Just in case you still think that the hundreds of TV channels available to you via your remote-control are basically here to inform or entertain you – think again! With a few exceptions, the tv-channels are designed primarily as a platform for advertisers and their tv-spots, interrupted by movies, news, documentations or silly shows overloaded by product-placement.
Did you ever ask yourself, where the genre ‘soap opera’ has its name from? Well, many of the first televised daytime-soaps were available (to the predominately female viewership) not because some TV-director thought of it as a good idea to entertain the audience, but only because series like ‘The Young And The Restless’ were 100% sponsored and produced by Procter & Gamble, a giant marketer of countless household-products ‘designed’ for women like soaps or detergent and brands like Pampers, Fairy or Tampax.
But, as anyone knows, the good days for television are gone. 2016 will be the last year in which spending for tv-spots will be higher than online-advertising. According to a report by Zenith Optimedia, in 2017 internet advertising will overtake that on television for the first time. The report claims that spending on Internet advertising by businesses around the globe is expected to grow at more than three times the rest of the industry, driven by growing demand for ads on social media, paid search and online video. The vast majority of new Internet advertising will be targeted at mobile devices.

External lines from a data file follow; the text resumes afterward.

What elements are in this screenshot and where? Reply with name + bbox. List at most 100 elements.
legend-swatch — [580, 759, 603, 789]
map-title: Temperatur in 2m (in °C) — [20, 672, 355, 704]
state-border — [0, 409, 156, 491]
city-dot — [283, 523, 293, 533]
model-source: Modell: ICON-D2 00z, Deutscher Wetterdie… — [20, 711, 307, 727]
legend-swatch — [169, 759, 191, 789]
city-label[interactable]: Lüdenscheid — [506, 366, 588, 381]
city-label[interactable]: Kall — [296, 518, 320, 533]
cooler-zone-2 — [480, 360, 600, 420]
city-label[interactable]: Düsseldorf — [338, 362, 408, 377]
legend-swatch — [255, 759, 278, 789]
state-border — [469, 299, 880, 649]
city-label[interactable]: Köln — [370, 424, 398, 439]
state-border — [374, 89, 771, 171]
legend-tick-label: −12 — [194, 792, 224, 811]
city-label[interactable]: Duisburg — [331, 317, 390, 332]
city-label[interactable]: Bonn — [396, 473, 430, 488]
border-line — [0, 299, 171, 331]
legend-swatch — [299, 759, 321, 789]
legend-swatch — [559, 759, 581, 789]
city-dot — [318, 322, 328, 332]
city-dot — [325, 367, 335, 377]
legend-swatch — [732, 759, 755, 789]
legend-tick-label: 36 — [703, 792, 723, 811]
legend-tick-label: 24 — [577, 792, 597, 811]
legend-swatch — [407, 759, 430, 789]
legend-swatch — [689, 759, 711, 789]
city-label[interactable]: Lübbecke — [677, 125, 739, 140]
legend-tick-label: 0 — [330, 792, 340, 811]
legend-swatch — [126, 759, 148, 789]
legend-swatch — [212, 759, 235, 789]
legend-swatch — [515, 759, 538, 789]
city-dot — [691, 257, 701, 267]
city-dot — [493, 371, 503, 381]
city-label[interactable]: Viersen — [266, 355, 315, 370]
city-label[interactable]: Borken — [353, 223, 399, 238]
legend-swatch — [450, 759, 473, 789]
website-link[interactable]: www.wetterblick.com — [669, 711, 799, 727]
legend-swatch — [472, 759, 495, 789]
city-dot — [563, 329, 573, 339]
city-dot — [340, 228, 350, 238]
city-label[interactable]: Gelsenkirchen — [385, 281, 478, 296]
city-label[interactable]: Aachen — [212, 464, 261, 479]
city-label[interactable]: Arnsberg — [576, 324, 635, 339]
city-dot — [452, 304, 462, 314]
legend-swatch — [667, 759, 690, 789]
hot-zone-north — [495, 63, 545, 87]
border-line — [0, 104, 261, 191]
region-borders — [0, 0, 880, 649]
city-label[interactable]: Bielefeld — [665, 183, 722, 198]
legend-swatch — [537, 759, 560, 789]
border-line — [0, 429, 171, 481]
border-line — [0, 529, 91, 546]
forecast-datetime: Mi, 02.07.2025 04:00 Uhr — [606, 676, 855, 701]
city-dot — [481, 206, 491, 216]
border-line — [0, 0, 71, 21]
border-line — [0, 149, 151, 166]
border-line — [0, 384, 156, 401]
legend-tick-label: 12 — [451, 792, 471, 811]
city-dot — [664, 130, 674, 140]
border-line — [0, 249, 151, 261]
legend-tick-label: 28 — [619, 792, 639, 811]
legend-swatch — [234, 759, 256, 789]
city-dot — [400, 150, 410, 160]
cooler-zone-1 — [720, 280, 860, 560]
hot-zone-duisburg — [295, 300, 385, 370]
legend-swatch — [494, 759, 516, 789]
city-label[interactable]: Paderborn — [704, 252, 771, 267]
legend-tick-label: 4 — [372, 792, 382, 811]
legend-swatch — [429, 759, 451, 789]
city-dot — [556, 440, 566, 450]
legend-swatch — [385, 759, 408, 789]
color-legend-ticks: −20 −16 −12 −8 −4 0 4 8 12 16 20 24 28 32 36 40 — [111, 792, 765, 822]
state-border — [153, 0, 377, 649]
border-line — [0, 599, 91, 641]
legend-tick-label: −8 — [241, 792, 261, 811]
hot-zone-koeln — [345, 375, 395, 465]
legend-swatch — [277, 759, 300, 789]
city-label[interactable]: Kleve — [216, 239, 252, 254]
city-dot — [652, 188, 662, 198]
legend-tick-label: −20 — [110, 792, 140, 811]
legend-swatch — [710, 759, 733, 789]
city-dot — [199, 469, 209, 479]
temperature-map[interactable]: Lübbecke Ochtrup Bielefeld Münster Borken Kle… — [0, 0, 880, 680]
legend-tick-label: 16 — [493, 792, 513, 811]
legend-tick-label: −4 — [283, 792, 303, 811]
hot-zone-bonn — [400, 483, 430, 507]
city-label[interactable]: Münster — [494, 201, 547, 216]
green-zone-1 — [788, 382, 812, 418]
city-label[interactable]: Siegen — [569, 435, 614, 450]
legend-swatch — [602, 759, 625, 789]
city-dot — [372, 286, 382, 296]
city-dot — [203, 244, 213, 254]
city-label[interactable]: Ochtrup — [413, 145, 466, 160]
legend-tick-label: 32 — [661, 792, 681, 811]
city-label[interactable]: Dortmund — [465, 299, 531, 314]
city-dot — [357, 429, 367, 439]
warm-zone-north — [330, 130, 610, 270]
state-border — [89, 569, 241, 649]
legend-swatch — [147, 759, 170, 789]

Television will lose the fight against online, but ‘survives’ 2016 basically thanks to 3 major events: ‘Euro 2016’, the Olympics in Rio de Janeiro and the US-Presidential campaign, or more correctly, thanks to the ‘Trump-effect’.
If ‘The Donald’ appears on TV, ratings and ad-prices spike. CNN is charging advertisers up to 40 times its usual rate and Leslie Mooves of the network CBS bluntly remarked on a recent investor’s conference: ‘Man, this is pretty amazing. It may not be good for America, but is damn good for CBS. The money’s rolling in.. This is fun.”
I actually have no use for that kind of fun, so I think it’s a good sign, that the business-model of television, driven almost exclusively by advertising that dictates that almost everything on TV be reduced to the lowest level of entertainment, is finally crumbling.
But will it be better, when the ads move even more from your television to your smartphone? Or will the same effect take place online, with countless stupid stories to attract clicks resp. ads?
Well, there is at least hope for the better. The invention of the ad-blocker could come to the rescue. I would very much encourage any user to download one of the available mobile-apps or try the new version of the ‘Opera’-browser, who is set to become the first big desktop browser to include a built-in ad blocker.
This is not a statement against the ad-industry, which is in fact an important player in an open economy both for longtime-players (to protect marketshare) or new enterprises to become broadly known. But a widespread use of ad-blockers can prevent online to move in the same direction like tv did with constantly lowering the quality and crossing the line to disinformation or stupidity, daily demonstrated for instance on romanian tv-channels.
First, ad-blockers will speed up loading times. Researchers at Enders Analysis looked at 8 websites from popular publishers and accessed them from a browser that replicated an iPhone 6. The result: up to 80% (!!) of the data downloaded was from advertising. The new Opera-browser claims even more, like a 90% faster loading time.
Second, while advertisers of tv-spots never exactly knew, what tv-watchers really did during the ‘breaks’ – up to 90% were switching channels, went to the bathroom or got themselves a fresh beer is my personal estimation. With desktop or mobile ad-blockers, advertisers will learn precisely, how annoyed people are when it comes to their ads.
Would you advertise (and pay) for a product of your company via an online-platform, when you know, that the majority of your targeted audience is suppressing your commercial automatically? Or even pay for an ‘ad-blocker-pro’ not to be bothered by your ad?
Instead of asking online-users to deactivate the ad-blocker, otherwise they would be ‘banned’ to read or watch your content – as it’s currently done by several websites – the content-providers and the ad-industry should finally take the challenge: To view the users not just as a bunch of stupid consumers but take them serious and create new and innovative ways for online-ads that are smarter, less annoying and more efficient. Especially the ‘inter-online’ move from desktop to mobile, from banner to native and from web to apps creates a good possibility to provide an acceptable advertising ‘experience’. It would save not only the ad-industry but beware ‘online’ from the same race to the bottom in terms of quality we all witnessed with television.
Until then, the first thing I download on any new device will be the ad-blocker and I’m glad that in this issue the trend is my friend.